/TwitterStreamFilter

Simple Java code for storing the Twitter stream in local gzipped files.

Primary LanguageJavaMIT LicenseMIT

Compress and Store the Twitter Public Sample

Intro

This project allows you to run a set-it-and-forget-it system for streaming the Twitter public sample stream to a local set of gzipped files. Each file will contain the JSON for all the tweets from the 1% stream.

Building

This project was written with Maven, so you should be able to do mvn package and use the resulting jar file TwitterStreamFilter-1.0-SNAPSHOT-jar-with-dependencies.jar in the target directory.

Running

You have a few options with this code. If you run it without arguments, it should download the unfiltered 1% stream.

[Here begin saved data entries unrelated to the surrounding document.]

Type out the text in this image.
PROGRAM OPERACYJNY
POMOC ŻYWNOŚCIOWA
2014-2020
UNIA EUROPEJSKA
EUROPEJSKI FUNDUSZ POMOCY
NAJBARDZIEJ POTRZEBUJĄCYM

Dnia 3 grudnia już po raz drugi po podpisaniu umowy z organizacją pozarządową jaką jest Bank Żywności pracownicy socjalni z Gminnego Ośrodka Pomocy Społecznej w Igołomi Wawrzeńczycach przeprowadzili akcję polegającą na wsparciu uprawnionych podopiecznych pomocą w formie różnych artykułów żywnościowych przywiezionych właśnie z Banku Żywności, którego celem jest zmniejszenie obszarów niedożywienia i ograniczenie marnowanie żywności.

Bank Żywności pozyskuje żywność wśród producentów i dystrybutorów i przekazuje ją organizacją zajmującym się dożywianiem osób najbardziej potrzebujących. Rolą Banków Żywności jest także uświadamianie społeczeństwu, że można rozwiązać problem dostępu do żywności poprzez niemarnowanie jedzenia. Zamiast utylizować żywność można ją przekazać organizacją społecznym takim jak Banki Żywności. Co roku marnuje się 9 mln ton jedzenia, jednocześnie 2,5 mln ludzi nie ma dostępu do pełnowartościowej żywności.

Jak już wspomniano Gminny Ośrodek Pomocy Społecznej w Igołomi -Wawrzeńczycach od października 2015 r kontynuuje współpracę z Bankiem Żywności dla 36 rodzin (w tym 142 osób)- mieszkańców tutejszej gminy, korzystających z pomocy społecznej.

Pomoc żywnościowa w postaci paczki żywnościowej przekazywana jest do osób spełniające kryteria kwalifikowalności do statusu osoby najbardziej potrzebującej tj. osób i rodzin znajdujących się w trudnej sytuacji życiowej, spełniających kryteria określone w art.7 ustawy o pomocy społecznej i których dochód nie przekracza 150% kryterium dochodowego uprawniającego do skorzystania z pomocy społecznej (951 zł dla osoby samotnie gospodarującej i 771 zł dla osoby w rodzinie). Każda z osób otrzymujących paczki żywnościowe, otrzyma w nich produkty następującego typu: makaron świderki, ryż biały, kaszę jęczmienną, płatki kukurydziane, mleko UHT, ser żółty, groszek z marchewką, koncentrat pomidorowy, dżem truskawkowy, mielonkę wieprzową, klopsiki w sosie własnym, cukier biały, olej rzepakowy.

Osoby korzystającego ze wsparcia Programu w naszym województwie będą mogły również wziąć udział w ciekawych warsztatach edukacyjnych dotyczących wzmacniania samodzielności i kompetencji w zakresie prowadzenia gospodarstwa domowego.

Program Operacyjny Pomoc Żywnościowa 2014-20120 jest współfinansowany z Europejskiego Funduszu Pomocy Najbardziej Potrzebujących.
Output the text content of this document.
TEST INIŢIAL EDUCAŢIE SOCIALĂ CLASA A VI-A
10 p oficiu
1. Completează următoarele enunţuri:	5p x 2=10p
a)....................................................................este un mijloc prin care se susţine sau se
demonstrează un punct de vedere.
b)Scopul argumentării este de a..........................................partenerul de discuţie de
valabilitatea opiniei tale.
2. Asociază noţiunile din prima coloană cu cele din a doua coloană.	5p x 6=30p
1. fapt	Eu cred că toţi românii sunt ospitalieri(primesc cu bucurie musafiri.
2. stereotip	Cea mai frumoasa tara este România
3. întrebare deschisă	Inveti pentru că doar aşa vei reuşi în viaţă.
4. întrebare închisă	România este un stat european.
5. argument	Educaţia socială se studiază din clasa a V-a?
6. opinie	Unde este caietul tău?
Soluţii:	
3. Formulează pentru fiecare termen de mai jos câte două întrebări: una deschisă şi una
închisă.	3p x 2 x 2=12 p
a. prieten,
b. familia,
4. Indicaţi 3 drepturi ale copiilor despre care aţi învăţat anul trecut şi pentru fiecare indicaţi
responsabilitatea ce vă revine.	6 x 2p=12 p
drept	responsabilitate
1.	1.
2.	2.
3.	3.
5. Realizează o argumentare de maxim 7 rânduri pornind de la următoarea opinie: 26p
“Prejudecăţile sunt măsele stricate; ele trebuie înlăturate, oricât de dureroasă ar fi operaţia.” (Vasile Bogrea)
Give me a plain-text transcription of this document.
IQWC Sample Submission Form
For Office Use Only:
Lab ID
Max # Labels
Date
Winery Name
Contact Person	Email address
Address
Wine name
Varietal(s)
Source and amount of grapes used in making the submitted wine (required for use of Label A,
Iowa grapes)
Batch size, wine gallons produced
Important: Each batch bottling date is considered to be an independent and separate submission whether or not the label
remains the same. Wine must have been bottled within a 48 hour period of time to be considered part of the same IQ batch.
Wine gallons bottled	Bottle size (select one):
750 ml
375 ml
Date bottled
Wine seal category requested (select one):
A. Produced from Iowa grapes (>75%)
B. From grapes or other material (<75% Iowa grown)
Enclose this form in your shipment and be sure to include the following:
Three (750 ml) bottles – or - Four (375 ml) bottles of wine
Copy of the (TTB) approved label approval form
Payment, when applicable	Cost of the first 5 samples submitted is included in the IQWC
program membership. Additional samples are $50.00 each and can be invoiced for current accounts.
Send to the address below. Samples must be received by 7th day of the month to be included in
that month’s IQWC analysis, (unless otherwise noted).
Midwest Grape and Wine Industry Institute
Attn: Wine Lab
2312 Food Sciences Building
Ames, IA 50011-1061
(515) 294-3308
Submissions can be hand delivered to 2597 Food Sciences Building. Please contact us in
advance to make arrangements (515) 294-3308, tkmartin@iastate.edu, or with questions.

You can run code for that as follows:

  • java -Xmx1536m -jar TwitterStreamFilter-1.0-SNAPSHOT-jar-with-dependencies.jar

You can also provide a file with keywords to track (separated by a newline) using the --keywords/-k flag, a GeoJSON file to get tweets within a geographic area using the --bounds/-b flag, or the path to a file with a list of user IDs to track with the --users/-u flag.

While running, this code will produce several files: warnings.log.YYYY-MM-DD-HH, statuses.log.YYYY-MM-DD-HH, and many .gz files. At the end of every hour, the current warnings.log. and statuses.log.* will be gzipped automatically.